Pencabutan Bebas Visa Seharusnya Menyasar Negara Berkonflik

Ilustrasi visa Indonesia | Ist

FORUM KEADILAN – Kebijakan pencabutan sementara kebijakan bebas visa kunjungan untuk 159 negara yang diumumkan Presiden Joko Widodo (Jokowi) dikritik karena tak memperhitungkan dampak pariwisata Indonesia di mata dunia.

Pemberhentian bebas visa kunjungan (BVK) 159 negara ke Indonesia diputuskan Presiden Jokowi berdasarkan evaluasi terhadap Peraturan Presiden (Perpres) Nomor 21 Tahun 2016 yang dinilai tak lagi sesuai dengan kebutuhan masyarakat. Sebelum dicabut, 159 negara tersebut termasuk dalam 169 negara penerima bebas visa kunjungan yang diatur dalam Perpres tersebut.

Bacaan Lainnya

Alasan lain pencabutan BVK disebut juga terkait maraknya gangguan ketertiban umum dan penyebaran penyakit dari negara yang belum dinyatakan bebas penyakit tertentu dari World Health Organization (WHO).  Pencabutan BVK 159 negara saat ini diatur dalam Keputusan Menteri Hukum dan HAM RI Nomor M.HH-GR.01.07 tahun 2023 yang disahkan pada tanggal 7 Juni 2023.

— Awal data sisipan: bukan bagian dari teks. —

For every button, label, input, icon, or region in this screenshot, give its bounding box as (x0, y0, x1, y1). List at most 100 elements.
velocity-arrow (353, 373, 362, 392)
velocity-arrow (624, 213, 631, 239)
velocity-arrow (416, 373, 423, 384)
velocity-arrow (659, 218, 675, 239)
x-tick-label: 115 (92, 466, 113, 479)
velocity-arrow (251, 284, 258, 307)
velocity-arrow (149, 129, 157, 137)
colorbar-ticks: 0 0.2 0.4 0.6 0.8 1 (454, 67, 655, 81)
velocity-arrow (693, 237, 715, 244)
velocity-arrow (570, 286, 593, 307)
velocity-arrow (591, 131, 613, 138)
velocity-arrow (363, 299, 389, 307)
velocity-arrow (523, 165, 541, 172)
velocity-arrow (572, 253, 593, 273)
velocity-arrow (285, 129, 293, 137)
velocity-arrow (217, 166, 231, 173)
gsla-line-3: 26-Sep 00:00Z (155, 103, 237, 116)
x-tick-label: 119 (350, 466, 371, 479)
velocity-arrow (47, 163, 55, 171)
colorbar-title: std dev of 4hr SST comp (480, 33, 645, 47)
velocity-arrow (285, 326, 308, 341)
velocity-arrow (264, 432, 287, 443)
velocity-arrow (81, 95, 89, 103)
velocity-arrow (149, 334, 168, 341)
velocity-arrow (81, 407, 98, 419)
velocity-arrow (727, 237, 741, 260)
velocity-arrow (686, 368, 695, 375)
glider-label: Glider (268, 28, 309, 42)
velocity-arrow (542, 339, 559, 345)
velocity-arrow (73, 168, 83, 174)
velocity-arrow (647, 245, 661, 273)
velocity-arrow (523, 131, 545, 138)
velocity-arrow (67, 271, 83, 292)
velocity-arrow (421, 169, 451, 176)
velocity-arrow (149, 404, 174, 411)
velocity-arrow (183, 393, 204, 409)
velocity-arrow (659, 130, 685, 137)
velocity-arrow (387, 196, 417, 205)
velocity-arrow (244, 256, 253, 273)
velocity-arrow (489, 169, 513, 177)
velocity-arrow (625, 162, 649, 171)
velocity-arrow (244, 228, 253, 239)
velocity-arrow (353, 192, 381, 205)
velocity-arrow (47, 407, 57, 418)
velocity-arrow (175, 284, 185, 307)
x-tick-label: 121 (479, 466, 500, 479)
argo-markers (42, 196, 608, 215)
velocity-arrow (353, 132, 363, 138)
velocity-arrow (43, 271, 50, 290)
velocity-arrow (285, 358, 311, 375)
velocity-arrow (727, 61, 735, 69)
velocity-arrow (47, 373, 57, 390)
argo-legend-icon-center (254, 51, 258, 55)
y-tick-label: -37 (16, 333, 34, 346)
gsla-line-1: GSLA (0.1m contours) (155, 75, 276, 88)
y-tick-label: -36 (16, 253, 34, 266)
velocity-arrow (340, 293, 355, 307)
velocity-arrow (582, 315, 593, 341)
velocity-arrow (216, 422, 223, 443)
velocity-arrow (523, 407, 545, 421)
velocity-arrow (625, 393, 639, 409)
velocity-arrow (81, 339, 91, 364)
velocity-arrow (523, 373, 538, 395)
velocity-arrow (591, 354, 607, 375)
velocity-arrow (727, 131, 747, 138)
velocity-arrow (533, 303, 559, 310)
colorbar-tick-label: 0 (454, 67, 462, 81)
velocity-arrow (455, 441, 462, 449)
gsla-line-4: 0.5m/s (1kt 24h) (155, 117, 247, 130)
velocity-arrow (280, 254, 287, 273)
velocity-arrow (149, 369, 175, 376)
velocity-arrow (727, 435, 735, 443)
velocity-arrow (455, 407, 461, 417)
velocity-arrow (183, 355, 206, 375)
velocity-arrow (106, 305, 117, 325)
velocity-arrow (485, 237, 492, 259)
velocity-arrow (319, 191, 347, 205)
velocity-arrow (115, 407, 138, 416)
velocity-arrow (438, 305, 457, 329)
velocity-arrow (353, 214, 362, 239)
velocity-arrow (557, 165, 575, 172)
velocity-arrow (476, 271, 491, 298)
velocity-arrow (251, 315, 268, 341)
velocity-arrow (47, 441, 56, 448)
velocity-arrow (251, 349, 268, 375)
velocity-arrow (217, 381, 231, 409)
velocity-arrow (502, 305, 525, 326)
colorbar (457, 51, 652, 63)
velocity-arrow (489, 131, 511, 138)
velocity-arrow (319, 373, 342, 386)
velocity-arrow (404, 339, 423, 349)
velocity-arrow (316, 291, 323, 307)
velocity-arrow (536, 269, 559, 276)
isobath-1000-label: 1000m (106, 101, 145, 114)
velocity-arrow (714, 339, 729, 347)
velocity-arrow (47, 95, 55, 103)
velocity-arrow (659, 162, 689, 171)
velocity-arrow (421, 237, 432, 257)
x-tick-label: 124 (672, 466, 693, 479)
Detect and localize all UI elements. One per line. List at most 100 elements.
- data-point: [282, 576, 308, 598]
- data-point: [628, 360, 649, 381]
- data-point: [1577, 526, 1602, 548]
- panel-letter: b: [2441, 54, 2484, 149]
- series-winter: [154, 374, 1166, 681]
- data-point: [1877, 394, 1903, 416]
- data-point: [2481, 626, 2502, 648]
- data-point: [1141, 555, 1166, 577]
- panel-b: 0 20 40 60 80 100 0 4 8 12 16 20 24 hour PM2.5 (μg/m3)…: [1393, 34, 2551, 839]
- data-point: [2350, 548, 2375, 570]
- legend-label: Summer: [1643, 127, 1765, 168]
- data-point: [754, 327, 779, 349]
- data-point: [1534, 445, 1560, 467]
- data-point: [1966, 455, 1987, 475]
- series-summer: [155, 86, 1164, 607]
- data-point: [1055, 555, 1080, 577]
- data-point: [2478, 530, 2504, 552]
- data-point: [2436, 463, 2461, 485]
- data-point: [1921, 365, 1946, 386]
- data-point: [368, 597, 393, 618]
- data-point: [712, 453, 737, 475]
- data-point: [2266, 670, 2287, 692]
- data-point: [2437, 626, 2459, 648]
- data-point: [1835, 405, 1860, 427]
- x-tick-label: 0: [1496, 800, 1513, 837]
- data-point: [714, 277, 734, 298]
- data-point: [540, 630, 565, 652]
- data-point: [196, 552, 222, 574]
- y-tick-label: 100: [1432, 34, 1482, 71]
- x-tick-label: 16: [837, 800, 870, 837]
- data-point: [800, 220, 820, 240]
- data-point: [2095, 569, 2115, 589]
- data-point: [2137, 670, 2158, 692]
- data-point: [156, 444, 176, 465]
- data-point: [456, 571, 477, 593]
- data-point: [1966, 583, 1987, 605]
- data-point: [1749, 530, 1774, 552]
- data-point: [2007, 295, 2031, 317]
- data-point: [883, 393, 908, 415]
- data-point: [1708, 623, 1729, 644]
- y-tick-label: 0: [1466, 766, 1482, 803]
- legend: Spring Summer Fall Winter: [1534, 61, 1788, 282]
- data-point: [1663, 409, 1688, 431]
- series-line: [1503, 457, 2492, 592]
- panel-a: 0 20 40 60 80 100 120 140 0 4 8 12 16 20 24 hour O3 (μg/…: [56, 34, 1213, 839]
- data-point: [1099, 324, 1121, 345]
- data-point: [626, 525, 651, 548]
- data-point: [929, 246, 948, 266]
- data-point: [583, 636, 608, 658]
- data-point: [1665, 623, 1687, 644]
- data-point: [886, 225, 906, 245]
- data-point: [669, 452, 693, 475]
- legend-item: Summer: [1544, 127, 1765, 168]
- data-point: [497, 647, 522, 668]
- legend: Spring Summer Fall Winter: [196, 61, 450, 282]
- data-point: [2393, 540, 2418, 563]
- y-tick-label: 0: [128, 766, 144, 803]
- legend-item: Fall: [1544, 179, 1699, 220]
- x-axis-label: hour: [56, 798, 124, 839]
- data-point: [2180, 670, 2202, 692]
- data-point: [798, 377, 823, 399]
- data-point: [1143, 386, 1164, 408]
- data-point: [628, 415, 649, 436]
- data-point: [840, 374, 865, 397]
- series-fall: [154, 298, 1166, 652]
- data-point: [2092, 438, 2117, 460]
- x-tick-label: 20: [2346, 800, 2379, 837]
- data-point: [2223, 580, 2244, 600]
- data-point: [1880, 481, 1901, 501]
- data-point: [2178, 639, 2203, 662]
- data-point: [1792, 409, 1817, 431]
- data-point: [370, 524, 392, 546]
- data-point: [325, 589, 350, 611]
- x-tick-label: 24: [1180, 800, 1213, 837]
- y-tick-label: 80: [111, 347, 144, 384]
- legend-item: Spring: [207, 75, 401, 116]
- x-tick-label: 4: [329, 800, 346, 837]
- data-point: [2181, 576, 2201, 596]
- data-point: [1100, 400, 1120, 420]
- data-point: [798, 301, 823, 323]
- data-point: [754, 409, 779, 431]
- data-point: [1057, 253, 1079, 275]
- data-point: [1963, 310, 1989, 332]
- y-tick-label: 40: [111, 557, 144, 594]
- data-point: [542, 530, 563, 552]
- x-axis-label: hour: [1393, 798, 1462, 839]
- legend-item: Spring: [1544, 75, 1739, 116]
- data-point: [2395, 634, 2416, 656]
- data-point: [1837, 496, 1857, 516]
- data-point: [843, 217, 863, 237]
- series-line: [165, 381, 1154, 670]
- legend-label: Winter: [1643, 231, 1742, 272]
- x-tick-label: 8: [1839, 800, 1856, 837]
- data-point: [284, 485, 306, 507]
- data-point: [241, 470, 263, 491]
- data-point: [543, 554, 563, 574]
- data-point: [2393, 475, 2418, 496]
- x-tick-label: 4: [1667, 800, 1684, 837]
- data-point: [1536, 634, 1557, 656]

“Pasti ada evaluasi, dulu kita buka total. Evaluasinya memberikan manfaat kepada negara, ndak? Kalau ndak mesti (dihentikan). Oh, ini ndak, negara ini perlu dibuka atau tutup? Pasti dievaluasi,” ujar Jokowi, Rabu, 21 Juni 2023 lalu.

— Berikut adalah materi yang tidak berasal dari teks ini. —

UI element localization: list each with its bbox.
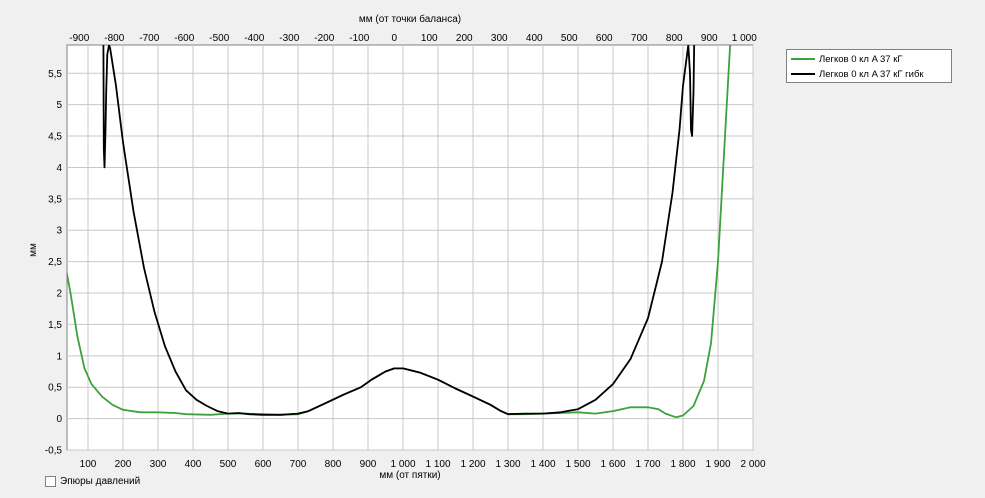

Menanggapi kebijakan tersebut, ekonom I Gede Sandra menyebut dampak yang terjadi ke sektor pariwisata akan cukup besar.

“Dulu saat pembentukan kebijakan itu tujuannya untuk meningkatkan turisme ke Indonesia. Bila dicabut, maka dampaknya ke sektor pariwisata akan cukup besar,” ungkapnya kepada Forum Keadilan pada Sabtu, 24/6/2023.

Ia juga menyebut pembatasan ini akan membuat kesan Indonesia tidak ramah di mata dunia. Bahkan akibatnya, upaya sektor pariwisata untuk pulih usai pandemi Covid-19 akan semakin lambat.

Soal evaluasi yang akan dilakukan pemerintah, Gede Sandra pun berharap kebijakan ini segera dikembalikan sesuai dengan Perpres Nomor 21 tahun 2016 agar bisa kembali meningkatkan pendapatan Indonesia dari sektor pariwisata.

 

Uji Publik

Gede Sandra  berpendapat Indonesia seharusnya memberikan batas minimum tabungan dalam pengajuan visa jika ingin menyasar peningkatan devisa negara di sektor pariwisata. Hal itu juga meminimalisir adanya wisatawan mancanegara yang membuat ulah.

“Tentu harus diberikan syarat tersebut (minimum tabungan). Kita ingin turis benar-benar ingin menghabiskan tabungannya di sini, tapi yang datang malah bule yang ingin bekerja, yang datang malah bule-bule dari negara yang sedang berperang dan ingin cari keselamatan serta peruntungan di sini,” tambahnya.

“Yang bermasalah kan bule-bule dari negara yang sedang perang,” tambahnya.

Dengan adanya evaluasi yang dibeberkan Jokowi, pemberian fasilitas bebas visa kunjungan hanya berlaku bagi 10 negara anggota ASEAN saja. Sementara Visa on Arrival (VoA) berlaku untuk 92 negara. Kondisi itu tentunya berpengaruh terhadap pendapatan di Indonesia. Sebagai gambaran, ia menyebutkan dari 5,4 juta wisatawan mancanegara yang datang ke Indonesia di tahun 2022, hanya 1,7 juta atau sekitar 30 persen berasal dari ASEAN.

Bukan hanya berdampak pada sektor pendapatan dari sisi pariwisata, ekonomi masyarakat yang menggantungkan hidupnya dari sektor ini juga disebutnya akan terganggu.

“Seharusnya dalam membuat kebijakan selalu ada uji publik. Mengundang para pakar terkait untuk mencari solusi bersama untuk bangsa,” tutupnya.